I was calling about a HELOC on my primary residence. I just wanted to have a credit line available should I need a source of quick funds. The quoted interest rate was 4.5% (prime minus 0.75).
Because I have more than five investment rental properties, I was told that none of my rental income but all of my debt service would be used in calculating my DTI. With this change, my DTI is greater than 1.00 and effectively disqualifies me as a borrower. If I had five or fewer rental properties with mortgages, then my rental income would have been used in the DTI calculation. Did not matter that our household taxable income is over six figures without including rental income.
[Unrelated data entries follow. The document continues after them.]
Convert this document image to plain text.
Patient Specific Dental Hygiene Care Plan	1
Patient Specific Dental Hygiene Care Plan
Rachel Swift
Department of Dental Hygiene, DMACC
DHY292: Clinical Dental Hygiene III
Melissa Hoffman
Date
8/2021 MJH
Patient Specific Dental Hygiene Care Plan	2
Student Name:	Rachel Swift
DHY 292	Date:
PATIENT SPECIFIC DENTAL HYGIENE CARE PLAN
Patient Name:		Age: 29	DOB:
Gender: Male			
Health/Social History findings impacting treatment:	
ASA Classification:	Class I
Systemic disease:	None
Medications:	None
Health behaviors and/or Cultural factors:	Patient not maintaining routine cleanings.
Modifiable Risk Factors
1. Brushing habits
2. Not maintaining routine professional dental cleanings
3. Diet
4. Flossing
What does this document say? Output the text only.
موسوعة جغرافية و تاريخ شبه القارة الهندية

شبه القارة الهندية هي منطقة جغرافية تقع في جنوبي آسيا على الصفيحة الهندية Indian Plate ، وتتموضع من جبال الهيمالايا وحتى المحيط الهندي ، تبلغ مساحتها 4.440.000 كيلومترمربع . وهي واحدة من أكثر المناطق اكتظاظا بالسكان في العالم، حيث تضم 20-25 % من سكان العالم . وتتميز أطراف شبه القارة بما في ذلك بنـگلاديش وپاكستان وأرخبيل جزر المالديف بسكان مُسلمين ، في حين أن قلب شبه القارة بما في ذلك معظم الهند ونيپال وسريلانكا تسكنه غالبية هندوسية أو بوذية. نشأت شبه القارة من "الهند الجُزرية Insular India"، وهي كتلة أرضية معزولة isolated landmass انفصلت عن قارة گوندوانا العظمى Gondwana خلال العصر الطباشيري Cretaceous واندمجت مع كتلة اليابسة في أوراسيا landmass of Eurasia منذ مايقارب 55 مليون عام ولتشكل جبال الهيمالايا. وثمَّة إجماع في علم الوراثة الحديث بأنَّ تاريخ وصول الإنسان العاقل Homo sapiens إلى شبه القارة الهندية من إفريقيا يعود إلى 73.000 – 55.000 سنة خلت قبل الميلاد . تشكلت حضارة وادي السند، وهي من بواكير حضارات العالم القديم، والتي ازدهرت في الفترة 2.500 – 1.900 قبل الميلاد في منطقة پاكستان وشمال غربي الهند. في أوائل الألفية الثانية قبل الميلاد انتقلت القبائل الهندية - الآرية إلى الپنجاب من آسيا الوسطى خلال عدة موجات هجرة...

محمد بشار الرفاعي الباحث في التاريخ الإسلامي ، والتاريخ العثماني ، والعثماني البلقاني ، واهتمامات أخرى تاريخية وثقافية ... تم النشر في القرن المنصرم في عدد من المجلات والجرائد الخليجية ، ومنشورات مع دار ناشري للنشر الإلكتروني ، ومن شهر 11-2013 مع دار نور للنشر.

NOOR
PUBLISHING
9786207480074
I was talking to the loan consultant about a HELOC on my primary residence and did not get a chance to ask whether this same rule applied to purchase money loans or refinances.
Citimortgage holds the mortgage on my primary residence. I thought it somewhat disingenuous of them to send me a marketing letter telling me I am pre-approved for a $175K HELOC, only to tell me that I can’t qualify because I have too many investment rental properties.
I have a call in to another Citimortgage loan consultant. I am hoping that I can get someone that can find workarounds or exceptions to the new rule.
I also have a call into my bank to ask if they will match Citimortgage’s offer. They just might match a competing offer to keep my business even though I don’t have enough on deposit to be classified as an Elite banking customer.